Siendo uno de los resultados de ese encuentro el acuerdo de “iniciar un diálogo teológico”, este se tradujo en la creación de la Comisión Internacional Anglicana-Católica Romana (ARCIC), que “ha contribuido enormemente al crecimiento del entendimiento mutuo desde su creación. Los frutos de esta valiosa labor nos han liberado para dar testimonio juntos con mayor eficacia”. Algo que “es especialmente vital dados los múltiples desafíos que enfrenta nuestra humanidad hoy en día. Por lo tanto, agradezco que este importante diálogo continúe”.

Obispa en la toma de posesión de Mullally

En este punto, el Papa es realista y reconoce que “el camino ecuménico no siempre ha sido fácil.

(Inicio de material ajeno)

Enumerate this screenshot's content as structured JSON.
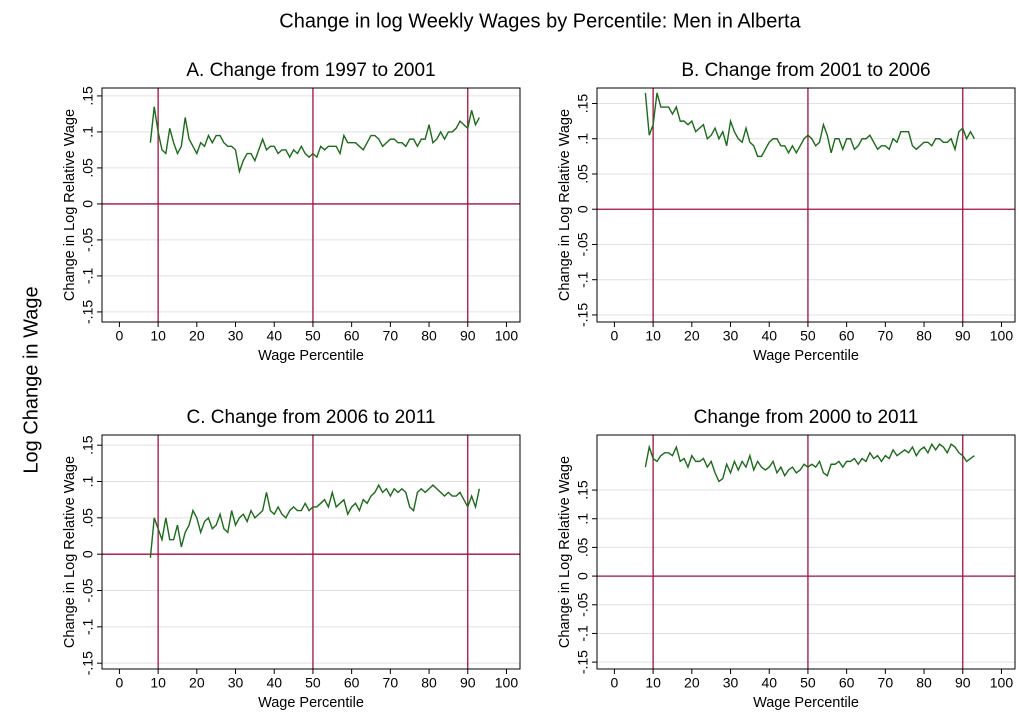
{
  "title": "Change in log Weekly Wages by Percentile: Men in Alberta",
  "ylabel": "Log Change in Wage",
  "chart_data": [
    {
      "type": "line",
      "title": "A. Change from 1997 to 2001",
      "xlabel": "Wage Percentile",
      "ylabel": "Change in Log Relative Wage",
      "color": "#1b6b1b",
      "refline_color": "#a3123f",
      "grid": true,
      "xlim": [
        -4.5,
        103.5
      ],
      "ylim": [
        -0.164,
        0.161
      ],
      "xticks": [
        0,
        10,
        20,
        30,
        40,
        50,
        60,
        70,
        80,
        90,
        100
      ],
      "yticks": [
        {
          "value": 0.15,
          "label": ".15"
        },
        {
          "value": 0.1,
          "label": ".1"
        },
        {
          "value": 0.05,
          "label": ".05"
        },
        0,
        {
          "value": -0.05,
          "label": "-.05"
        },
        {
          "value": -0.1,
          "label": "-.1"
        },
        {
          "value": -0.15,
          "label": "-.15"
        }
      ],
      "xlines": [
        10,
        50,
        90
      ],
      "ylines": [
        0
      ],
      "x": [
        8,
        9,
        10,
        11,
        12,
        13,
        14,
        15,
        16,
        17,
        18,
        19,
        20,
        21,
        22,
        23,
        24,
        25,
        26,
        27,
        28,
        29,
        30,
        31,
        32,
        33,
        34,
        35,
        36,
        37,
        38,
        39,
        40,
        41,
        42,
        43,
        44,
        45,
        46,
        47,
        48,
        49,
        50,
        51,
        52,
        53,
        54,
        55,
        56,
        57,
        58,
        59,
        60,
        61,
        62,
        63,
        64,
        65,
        66,
        67,
        68,
        69,
        70,
        71,
        72,
        73,
        74,
        75,
        76,
        77,
        78,
        79,
        80,
        81,
        82,
        83,
        84,
        85,
        86,
        87,
        88,
        89,
        90,
        91,
        92,
        93
      ],
      "values": [
        0.085,
        0.135,
        0.1,
        0.075,
        0.07,
        0.105,
        0.085,
        0.07,
        0.08,
        0.12,
        0.09,
        0.08,
        0.07,
        0.085,
        0.08,
        0.095,
        0.085,
        0.095,
        0.095,
        0.085,
        0.08,
        0.08,
        0.075,
        0.045,
        0.06,
        0.07,
        0.07,
        0.06,
        0.075,
        0.09,
        0.075,
        0.08,
        0.08,
        0.07,
        0.075,
        0.075,
        0.065,
        0.075,
        0.07,
        0.08,
        0.07,
        0.065,
        0.07,
        0.065,
        0.08,
        0.075,
        0.08,
        0.08,
        0.08,
        0.07,
        0.095,
        0.085,
        0.085,
        0.085,
        0.08,
        0.075,
        0.085,
        0.095,
        0.095,
        0.09,
        0.08,
        0.085,
        0.09,
        0.09,
        0.085,
        0.085,
        0.08,
        0.09,
        0.09,
        0.08,
        0.09,
        0.09,
        0.11,
        0.085,
        0.09,
        0.1,
        0.09,
        0.1,
        0.1,
        0.105,
        0.115,
        0.11,
        0.105,
        0.13,
        0.11,
        0.12
      ]
    },
    {
      "type": "line",
      "title": "B. Change from 2001 to 2006",
      "xlabel": "Wage Percentile",
      "ylabel": "Change in Log Relative Wage",
      "color": "#1b6b1b",
      "refline_color": "#a3123f",
      "grid": true,
      "xlim": [
        -4.5,
        103.5
      ],
      "ylim": [
        -0.16,
        0.172
      ],
      "xticks": [
        0,
        10,
        20,
        30,
        40,
        50,
        60,
        70,
        80,
        90,
        100
      ],
      "yticks": [
        {
          "value": 0.15,
          "label": ".15"
        },
        {
          "value": 0.1,
          "label": ".1"
        },
        {
          "value": 0.05,
          "label": ".05"
        },
        0,
        {
          "value": -0.05,
          "label": "-.05"
        },
        {
          "value": -0.1,
          "label": "-.1"
        },
        {
          "value": -0.15,
          "label": "-.15"
        }
      ],
      "xlines": [
        10,
        50,
        90
      ],
      "ylines": [
        0
      ],
      "x": [
        8,
        9,
        10,
        11,
        12,
        13,
        14,
        15,
        16,
        17,
        18,
        19,
        20,
        21,
        22,
        23,
        24,
        25,
        26,
        27,
        28,
        29,
        30,
        31,
        32,
        33,
        34,
        35,
        36,
        37,
        38,
        39,
        40,
        41,
        42,
        43,
        44,
        45,
        46,
        47,
        48,
        49,
        50,
        51,
        52,
        53,
        54,
        55,
        56,
        57,
        58,
        59,
        60,
        61,
        62,
        63,
        64,
        65,
        66,
        67,
        68,
        69,
        70,
        71,
        72,
        73,
        74,
        75,
        76,
        77,
        78,
        79,
        80,
        81,
        82,
        83,
        84,
        85,
        86,
        87,
        88,
        89,
        90,
        91,
        92,
        93
      ],
      "values": [
        0.165,
        0.105,
        0.12,
        0.165,
        0.145,
        0.145,
        0.145,
        0.135,
        0.145,
        0.125,
        0.125,
        0.12,
        0.125,
        0.11,
        0.115,
        0.12,
        0.1,
        0.105,
        0.115,
        0.1,
        0.11,
        0.09,
        0.125,
        0.11,
        0.1,
        0.095,
        0.115,
        0.095,
        0.09,
        0.075,
        0.075,
        0.085,
        0.095,
        0.1,
        0.1,
        0.09,
        0.09,
        0.08,
        0.09,
        0.08,
        0.09,
        0.1,
        0.105,
        0.1,
        0.09,
        0.095,
        0.12,
        0.105,
        0.08,
        0.1,
        0.1,
        0.085,
        0.1,
        0.1,
        0.085,
        0.09,
        0.1,
        0.1,
        0.105,
        0.095,
        0.085,
        0.09,
        0.09,
        0.085,
        0.1,
        0.095,
        0.11,
        0.11,
        0.11,
        0.09,
        0.085,
        0.09,
        0.095,
        0.095,
        0.09,
        0.1,
        0.1,
        0.095,
        0.095,
        0.1,
        0.085,
        0.11,
        0.115,
        0.1,
        0.11,
        0.1
      ]
    },
    {
      "type": "line",
      "title": "C. Change from 2006 to 2011",
      "xlabel": "Wage Percentile",
      "ylabel": "Change in Log Relative Wage",
      "color": "#1b6b1b",
      "refline_color": "#a3123f",
      "grid": true,
      "xlim": [
        -4.5,
        103.5
      ],
      "ylim": [
        -0.158,
        0.164
      ],
      "xticks": [
        0,
        10,
        20,
        30,
        40,
        50,
        60,
        70,
        80,
        90,
        100
      ],
      "yticks": [
        {
          "value": 0.15,
          "label": ".15"
        },
        {
          "value": 0.1,
          "label": ".1"
        },
        {
          "value": 0.05,
          "label": ".05"
        },
        0,
        {
          "value": -0.05,
          "label": "-.05"
        },
        {
          "value": -0.1,
          "label": "-.1"
        },
        {
          "value": -0.15,
          "label": "-.15"
        }
      ],
      "xlines": [
        10,
        50,
        90
      ],
      "ylines": [
        0
      ],
      "x": [
        8,
        9,
        10,
        11,
        12,
        13,
        14,
        15,
        16,
        17,
        18,
        19,
        20,
        21,
        22,
        23,
        24,
        25,
        26,
        27,
        28,
        29,
        30,
        31,
        32,
        33,
        34,
        35,
        36,
        37,
        38,
        39,
        40,
        41,
        42,
        43,
        44,
        45,
        46,
        47,
        48,
        49,
        50,
        51,
        52,
        53,
        54,
        55,
        56,
        57,
        58,
        59,
        60,
        61,
        62,
        63,
        64,
        65,
        66,
        67,
        68,
        69,
        70,
        71,
        72,
        73,
        74,
        75,
        76,
        77,
        78,
        79,
        80,
        81,
        82,
        83,
        84,
        85,
        86,
        87,
        88,
        89,
        90,
        91,
        92,
        93
      ],
      "values": [
        -0.005,
        0.05,
        0.035,
        0.02,
        0.05,
        0.02,
        0.02,
        0.04,
        0.01,
        0.03,
        0.04,
        0.06,
        0.05,
        0.03,
        0.045,
        0.05,
        0.035,
        0.04,
        0.055,
        0.035,
        0.03,
        0.06,
        0.04,
        0.05,
        0.055,
        0.045,
        0.06,
        0.05,
        0.055,
        0.06,
        0.085,
        0.06,
        0.055,
        0.065,
        0.055,
        0.05,
        0.06,
        0.065,
        0.06,
        0.06,
        0.07,
        0.06,
        0.065,
        0.065,
        0.07,
        0.075,
        0.065,
        0.085,
        0.065,
        0.07,
        0.075,
        0.055,
        0.065,
        0.07,
        0.06,
        0.075,
        0.07,
        0.08,
        0.085,
        0.095,
        0.085,
        0.09,
        0.08,
        0.09,
        0.085,
        0.09,
        0.085,
        0.065,
        0.06,
        0.085,
        0.09,
        0.085,
        0.09,
        0.095,
        0.09,
        0.085,
        0.08,
        0.085,
        0.08,
        0.08,
        0.085,
        0.075,
        0.065,
        0.08,
        0.065,
        0.09
      ]
    },
    {
      "type": "line",
      "title": "Change from 2000 to 2011",
      "xlabel": "Wage Percentile",
      "ylabel": "Change in Log Relative Wage",
      "color": "#1b6b1b",
      "refline_color": "#a3123f",
      "grid": true,
      "xlim": [
        -4.5,
        103.5
      ],
      "ylim": [
        -0.162,
        0.246
      ],
      "xticks": [
        0,
        10,
        20,
        30,
        40,
        50,
        60,
        70,
        80,
        90,
        100
      ],
      "yticks": [
        {
          "value": 0.15,
          "label": ".15"
        },
        {
          "value": 0.1,
          "label": ".1"
        },
        {
          "value": 0.05,
          "label": ".05"
        },
        0,
        {
          "value": -0.05,
          "label": "-.05"
        },
        {
          "value": -0.1,
          "label": "-.1"
        },
        {
          "value": -0.15,
          "label": "-.15"
        }
      ],
      "xlines": [
        10,
        50,
        90
      ],
      "ylines": [
        0
      ],
      "x": [
        8,
        9,
        10,
        11,
        12,
        13,
        14,
        15,
        16,
        17,
        18,
        19,
        20,
        21,
        22,
        23,
        24,
        25,
        26,
        27,
        28,
        29,
        30,
        31,
        32,
        33,
        34,
        35,
        36,
        37,
        38,
        39,
        40,
        41,
        42,
        43,
        44,
        45,
        46,
        47,
        48,
        49,
        50,
        51,
        52,
        53,
        54,
        55,
        56,
        57,
        58,
        59,
        60,
        61,
        62,
        63,
        64,
        65,
        66,
        67,
        68,
        69,
        70,
        71,
        72,
        73,
        74,
        75,
        76,
        77,
        78,
        79,
        80,
        81,
        82,
        83,
        84,
        85,
        86,
        87,
        88,
        89,
        90,
        91,
        92,
        93
      ],
      "values": [
        0.19,
        0.225,
        0.205,
        0.2,
        0.21,
        0.215,
        0.215,
        0.21,
        0.225,
        0.2,
        0.205,
        0.19,
        0.21,
        0.2,
        0.2,
        0.205,
        0.19,
        0.2,
        0.18,
        0.165,
        0.17,
        0.195,
        0.18,
        0.2,
        0.185,
        0.2,
        0.19,
        0.21,
        0.185,
        0.2,
        0.19,
        0.185,
        0.19,
        0.2,
        0.18,
        0.19,
        0.175,
        0.185,
        0.19,
        0.18,
        0.185,
        0.195,
        0.19,
        0.195,
        0.19,
        0.2,
        0.18,
        0.175,
        0.195,
        0.195,
        0.2,
        0.19,
        0.2,
        0.2,
        0.205,
        0.195,
        0.205,
        0.2,
        0.215,
        0.205,
        0.21,
        0.2,
        0.21,
        0.205,
        0.22,
        0.21,
        0.215,
        0.22,
        0.215,
        0.225,
        0.21,
        0.22,
        0.225,
        0.215,
        0.23,
        0.22,
        0.23,
        0.225,
        0.215,
        0.23,
        0.225,
        0.215,
        0.21,
        0.2,
        0.205,
        0.21
      ]
    }
  ]
}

A pesar de los grandes avances, nuestros predecesores inmediatos, el papa Francisco y el arzobispo Justin Welby, reconocieron con franqueza que ‘las nuevas circunstancias han generado nuevas discrepancias entre nosotros’. Sin embargo, hemos seguido caminando juntos, porque las diferencias ‘no pueden impedirnos reconocernos como hermanos y hermanas en Cristo por nuestro bautismo común’”.

Juntos hacia la gracia

Desde esta cita de la ‘Declaración Conjunta’ que Bergoglio y Welby actualizaron el 5 de octubre de 2016, el Pontífice insiste en que “creo firmemente que debemos continuar dialogando en la verdad y el amor, pues solo en la verdad y el amor llegamos a conocer juntos la gracia, la misericordia y la paz de Dios (cf. 2 Jn 1,3), y así podemos ofrecer estos preciosos dones al mundo”.

Y es que “la unidad que buscan los cristianos nunca es un fin en sí misma, sino que está orientada a la proclamación de Cristo, para que, como el mismo Señor Jesús oró, ‘el mundo crea’ (Jn 17,21)”.

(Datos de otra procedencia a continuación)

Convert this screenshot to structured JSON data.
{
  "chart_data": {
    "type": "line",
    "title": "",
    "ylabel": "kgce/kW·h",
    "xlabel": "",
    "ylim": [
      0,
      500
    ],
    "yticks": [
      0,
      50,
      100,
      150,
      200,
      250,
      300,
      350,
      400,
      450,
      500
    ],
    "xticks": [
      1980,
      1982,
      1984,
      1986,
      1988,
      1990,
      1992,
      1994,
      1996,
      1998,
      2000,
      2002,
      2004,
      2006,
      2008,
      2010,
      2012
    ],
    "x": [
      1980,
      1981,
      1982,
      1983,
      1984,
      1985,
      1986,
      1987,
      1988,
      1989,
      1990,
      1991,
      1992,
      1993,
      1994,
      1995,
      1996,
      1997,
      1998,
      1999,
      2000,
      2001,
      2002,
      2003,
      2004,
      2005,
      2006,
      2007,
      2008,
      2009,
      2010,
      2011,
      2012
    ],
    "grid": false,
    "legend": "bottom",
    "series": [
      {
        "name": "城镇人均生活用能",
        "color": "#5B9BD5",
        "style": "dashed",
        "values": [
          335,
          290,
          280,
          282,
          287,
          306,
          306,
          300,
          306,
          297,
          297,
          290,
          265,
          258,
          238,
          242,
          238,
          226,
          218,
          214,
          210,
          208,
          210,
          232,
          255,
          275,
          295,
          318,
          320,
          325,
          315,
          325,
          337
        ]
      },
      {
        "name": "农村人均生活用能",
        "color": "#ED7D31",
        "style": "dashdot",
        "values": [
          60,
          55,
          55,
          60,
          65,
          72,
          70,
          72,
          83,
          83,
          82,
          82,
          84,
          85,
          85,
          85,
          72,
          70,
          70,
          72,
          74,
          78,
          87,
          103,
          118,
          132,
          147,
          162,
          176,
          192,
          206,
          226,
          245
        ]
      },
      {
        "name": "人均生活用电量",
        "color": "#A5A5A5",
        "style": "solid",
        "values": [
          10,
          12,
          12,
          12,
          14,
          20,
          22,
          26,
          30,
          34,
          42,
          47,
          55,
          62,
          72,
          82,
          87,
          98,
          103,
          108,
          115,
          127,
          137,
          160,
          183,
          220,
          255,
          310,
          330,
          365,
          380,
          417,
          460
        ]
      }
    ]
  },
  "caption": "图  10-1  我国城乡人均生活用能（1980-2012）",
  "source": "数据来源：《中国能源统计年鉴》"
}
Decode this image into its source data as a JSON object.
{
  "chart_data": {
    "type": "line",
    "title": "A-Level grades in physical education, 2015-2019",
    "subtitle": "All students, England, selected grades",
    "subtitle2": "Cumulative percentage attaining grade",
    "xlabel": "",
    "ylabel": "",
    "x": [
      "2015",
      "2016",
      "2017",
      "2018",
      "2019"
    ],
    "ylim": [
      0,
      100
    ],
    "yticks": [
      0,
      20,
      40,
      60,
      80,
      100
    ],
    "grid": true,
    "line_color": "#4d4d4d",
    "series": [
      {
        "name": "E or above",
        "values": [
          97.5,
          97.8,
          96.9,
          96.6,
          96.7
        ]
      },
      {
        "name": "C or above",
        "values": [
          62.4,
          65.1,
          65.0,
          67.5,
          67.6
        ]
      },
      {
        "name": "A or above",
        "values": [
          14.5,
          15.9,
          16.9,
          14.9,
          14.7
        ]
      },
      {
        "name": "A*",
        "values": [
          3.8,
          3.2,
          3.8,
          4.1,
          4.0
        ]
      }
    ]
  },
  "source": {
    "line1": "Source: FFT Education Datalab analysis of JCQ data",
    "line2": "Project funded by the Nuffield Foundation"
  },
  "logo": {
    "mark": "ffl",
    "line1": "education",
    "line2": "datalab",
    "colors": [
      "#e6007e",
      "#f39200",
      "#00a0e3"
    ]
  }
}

Un anhelo que ilustra con este extracto de Bergoglio al dirigirse, 2 de mayo de 2024, a los primados de la Comunión Anglicana: “Sería un escándalo si, debido a nuestras divisiones, no cumpliéramos nuestra vocación común de dar a conocer a Cristo”. León XIV, dirigiéndose a su “querida hermana”, Sarah Mullally, enfatiza que “hago mías estas palabras, pues es a través del testimonio de una comunidad cristiana reconciliada, fraterna y unida que la proclamación del Evangelio resonará con mayor claridad”.